My top financial goal is to achieve financial independence. That would allow me to retire early if I choose. It's not that I don't want to work anymore; I just don't like the stress of relying on my income from work to cover my living expenses. As artificial intelligence's (AI) capabilities continue to improve, I can see the writing on the proverbial wall for my profession.

However, unlike many people following a FIRE (Financial Independence, Retire Early) strategy, my wife and I don't want to cut our living expenses to the bare bones. While we're pretty frugal, we also want to live comfortably. That's why I'm focusing on building my sources of passive income instead of trying to accumulate a large amount of assets (e.g., FATFIRE).

I also don't want to have to sell my investments when they're down to cover my living expenses. I want to rely on my recurring passive income to fund my basic financial needs.

Here's how I'm building financial independence through passive income.

Money at a beach at sunset.

Image source: Getty Images.

The power of dividend stocks

The foundation of my FIRE strategy is investing in high-quality, dividend-paying stocks. I focus on companies that steadily increase their dividends because they have historically produced the highest total returns. Over the last 50 years, dividend growers have produced an average annual total return of 10.2%, according to data from Hartford Funds and Ned Davis Research. For comparison, companies that don't change their dividend policy have only delivered an average annual return of 6.8%.

I primarily invest in companies that pay steadily rising, higher-yielding dividends backed by strong financial profiles. For example, one of my core holdings is Realty Income (O -0.09%). The real estate investment trust (REIT) currently has a dividend yield of around 5.5% -- well above the S&P 500's (^GSPC 0.83%) sub-1.5% yield. The company backs its payout with a high-quality real estate portfolio (retail, industrial, gaming, and other properties secured by long-term net leases with the world's leading companies).

Realty Income pays out a conservative percentage of its stable cash flow in dividends (75% of its adjusted FFO). It also has one of the strongest balance sheets in the sector. The company's fortress financial profile puts its high-yielding dividend on a rock-solid foundation. It also gives the company the flexibility to expand its portfolio and increase its dividend.

Realty Income has increased its monthly payment 131 times since its public market listing in 1994. Its high-yielding and steadily rising dividend has enabled it to deliver fantastic total returns since its listing (13.6% annualized).

Investing in high-yielding dividend stocks, such as Realty Income, enables me to generate more passive income from every dollar I invest. They also steadily grow my passive income without me needing to add to my investment. They should enable me to reach my passive income goal sooner.

Passive income from ETFs

I complement my stock portfolio by investing in exchange-traded funds (ETFs) that focus on income generation, primarily using ETFs with bonds, preferred stock, and option strategies. I've found that it's easier to invest in an ETF to earn income from those asset classes rather than trying to manage those investments myself.

For example, while I do trade options to generate income, I've found that investing in an ETF like JPMorgan Equity Premium Income ETF (JEPI 0.26%) is a great complement to my options income strategy.

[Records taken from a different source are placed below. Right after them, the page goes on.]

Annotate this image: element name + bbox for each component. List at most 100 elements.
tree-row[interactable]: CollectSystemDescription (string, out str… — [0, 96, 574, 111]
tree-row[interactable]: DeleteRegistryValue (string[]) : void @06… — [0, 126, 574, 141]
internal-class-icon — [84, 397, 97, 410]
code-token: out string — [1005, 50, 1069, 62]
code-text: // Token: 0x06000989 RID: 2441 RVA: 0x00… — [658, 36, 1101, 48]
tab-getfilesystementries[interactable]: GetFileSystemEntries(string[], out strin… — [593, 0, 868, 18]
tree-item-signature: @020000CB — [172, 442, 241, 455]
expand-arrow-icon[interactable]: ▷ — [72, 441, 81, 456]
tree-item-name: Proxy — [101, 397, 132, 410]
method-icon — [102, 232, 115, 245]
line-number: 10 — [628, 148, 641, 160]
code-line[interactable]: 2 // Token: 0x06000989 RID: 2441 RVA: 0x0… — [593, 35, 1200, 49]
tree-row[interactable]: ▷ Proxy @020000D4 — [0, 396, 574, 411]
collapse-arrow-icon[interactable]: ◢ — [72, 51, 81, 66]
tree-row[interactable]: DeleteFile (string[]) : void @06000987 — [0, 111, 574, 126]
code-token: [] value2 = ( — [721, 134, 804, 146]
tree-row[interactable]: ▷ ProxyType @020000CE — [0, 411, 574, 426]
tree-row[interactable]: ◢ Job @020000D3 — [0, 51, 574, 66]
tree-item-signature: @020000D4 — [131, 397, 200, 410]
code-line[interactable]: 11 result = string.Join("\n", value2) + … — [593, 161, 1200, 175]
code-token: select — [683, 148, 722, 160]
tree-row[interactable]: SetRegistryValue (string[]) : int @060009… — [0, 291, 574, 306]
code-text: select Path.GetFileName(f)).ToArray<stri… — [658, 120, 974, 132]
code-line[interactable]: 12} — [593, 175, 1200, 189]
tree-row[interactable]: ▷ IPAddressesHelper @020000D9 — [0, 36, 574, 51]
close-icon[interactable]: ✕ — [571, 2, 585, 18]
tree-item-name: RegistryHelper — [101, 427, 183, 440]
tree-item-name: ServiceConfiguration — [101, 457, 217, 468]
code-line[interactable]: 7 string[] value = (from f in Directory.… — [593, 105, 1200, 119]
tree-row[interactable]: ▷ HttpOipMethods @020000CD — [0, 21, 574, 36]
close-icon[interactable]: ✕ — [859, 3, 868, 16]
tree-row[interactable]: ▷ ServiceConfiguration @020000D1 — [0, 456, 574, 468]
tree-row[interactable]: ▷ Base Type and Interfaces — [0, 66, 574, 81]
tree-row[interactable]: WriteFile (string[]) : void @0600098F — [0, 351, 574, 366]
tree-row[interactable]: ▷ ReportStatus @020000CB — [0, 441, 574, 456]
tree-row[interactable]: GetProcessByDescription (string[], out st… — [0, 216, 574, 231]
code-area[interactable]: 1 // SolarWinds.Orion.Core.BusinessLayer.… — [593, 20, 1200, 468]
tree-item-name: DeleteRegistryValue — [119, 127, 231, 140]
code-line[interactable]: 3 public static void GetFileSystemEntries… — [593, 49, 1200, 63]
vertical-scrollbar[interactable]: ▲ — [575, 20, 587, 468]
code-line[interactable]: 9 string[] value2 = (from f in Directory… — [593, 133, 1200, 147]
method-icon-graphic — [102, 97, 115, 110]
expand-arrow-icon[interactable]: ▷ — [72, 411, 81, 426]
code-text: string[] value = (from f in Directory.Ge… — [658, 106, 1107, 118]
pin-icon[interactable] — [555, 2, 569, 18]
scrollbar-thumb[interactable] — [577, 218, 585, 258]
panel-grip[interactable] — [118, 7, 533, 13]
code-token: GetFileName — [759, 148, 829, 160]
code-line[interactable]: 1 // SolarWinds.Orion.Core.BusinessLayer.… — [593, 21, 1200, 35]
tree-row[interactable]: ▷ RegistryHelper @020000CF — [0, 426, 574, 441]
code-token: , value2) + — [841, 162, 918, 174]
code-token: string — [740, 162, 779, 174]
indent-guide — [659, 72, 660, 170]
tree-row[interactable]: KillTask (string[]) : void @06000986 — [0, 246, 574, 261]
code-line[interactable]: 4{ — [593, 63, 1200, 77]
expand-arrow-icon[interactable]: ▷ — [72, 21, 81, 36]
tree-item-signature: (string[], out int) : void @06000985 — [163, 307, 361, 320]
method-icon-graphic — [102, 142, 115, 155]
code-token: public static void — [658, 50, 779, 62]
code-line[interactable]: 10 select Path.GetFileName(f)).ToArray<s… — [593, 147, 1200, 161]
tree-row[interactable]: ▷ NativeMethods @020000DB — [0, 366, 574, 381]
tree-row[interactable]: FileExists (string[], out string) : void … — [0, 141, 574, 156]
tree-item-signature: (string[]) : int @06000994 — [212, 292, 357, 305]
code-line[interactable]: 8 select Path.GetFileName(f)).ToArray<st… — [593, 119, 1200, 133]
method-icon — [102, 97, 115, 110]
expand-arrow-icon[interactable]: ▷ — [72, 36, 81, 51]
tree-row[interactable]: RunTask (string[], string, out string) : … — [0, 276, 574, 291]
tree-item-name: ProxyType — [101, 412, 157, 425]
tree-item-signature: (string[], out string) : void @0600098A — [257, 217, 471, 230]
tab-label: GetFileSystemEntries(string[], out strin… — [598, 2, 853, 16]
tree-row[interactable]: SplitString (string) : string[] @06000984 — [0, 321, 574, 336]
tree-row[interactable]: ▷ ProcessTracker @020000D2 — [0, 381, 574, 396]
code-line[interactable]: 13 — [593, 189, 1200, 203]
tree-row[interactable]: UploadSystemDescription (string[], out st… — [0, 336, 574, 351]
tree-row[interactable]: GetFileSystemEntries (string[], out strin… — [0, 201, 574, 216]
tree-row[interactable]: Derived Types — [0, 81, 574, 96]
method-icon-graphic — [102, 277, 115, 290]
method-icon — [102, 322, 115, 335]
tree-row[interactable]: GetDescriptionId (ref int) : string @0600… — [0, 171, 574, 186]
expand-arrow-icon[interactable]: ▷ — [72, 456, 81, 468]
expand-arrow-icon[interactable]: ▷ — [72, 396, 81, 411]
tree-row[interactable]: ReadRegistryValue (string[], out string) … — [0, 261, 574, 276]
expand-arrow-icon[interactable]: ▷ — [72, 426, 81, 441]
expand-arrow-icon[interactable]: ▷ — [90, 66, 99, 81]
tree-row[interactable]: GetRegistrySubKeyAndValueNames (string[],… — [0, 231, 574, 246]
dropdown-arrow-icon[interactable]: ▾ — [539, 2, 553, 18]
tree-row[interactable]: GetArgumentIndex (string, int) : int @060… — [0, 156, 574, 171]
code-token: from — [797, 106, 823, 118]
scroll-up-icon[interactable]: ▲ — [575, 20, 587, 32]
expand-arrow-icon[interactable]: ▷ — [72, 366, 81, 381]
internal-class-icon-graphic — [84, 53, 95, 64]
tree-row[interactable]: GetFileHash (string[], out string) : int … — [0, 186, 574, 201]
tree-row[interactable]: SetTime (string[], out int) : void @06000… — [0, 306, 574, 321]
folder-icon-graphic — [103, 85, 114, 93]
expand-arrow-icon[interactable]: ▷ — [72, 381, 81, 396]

The fund writes (shorts) out-of-the-money (above the current market price) call options on the S&P 500. This strategy generates income that the fund distributes to investors each month.

That income stream can be very lucrative:

A chart showing how JEPI's yield compares to other asset classes.

Data source: JPMorgan Asset Management.

The JPMorgan Equity Premium Income ETF also has an underlying portfolio that provides less volatile exposure to the stock market. As a result, the fund offers both growth potential and income.

Private real estate and credit

A third aspect of my passive income strategy is alternative investments that generate income. I primarily invest in private real estate and credit investments. I like adding some private market exposure to increase my diversification because the value of these investments doesn't move in direct correlation with the public stock and bond markets.

For example, I invest with Fundrise, the largest direct-to-consumer private market manager. Fundrise enables anyone to invest in private real estate, private credit, and venture capital. It offers a low minimum investment (just $10 in a taxable account) and very low fees. Fundrise's private real estate investment funds hold income-generating assets (build-for-rent communities, multifamily apartments, and industrial properties) that produce rental income that the fund distributes to investors.

Building financial freedom through passive income

I want to become financially independent, which I'll achieve once my passive income can cover my basic living expenses. I make steady progress toward my goal by investing some of my income from working and the passive income I produce into income-generating assets. My goal is to achieve financial independence through passive income within the next five years.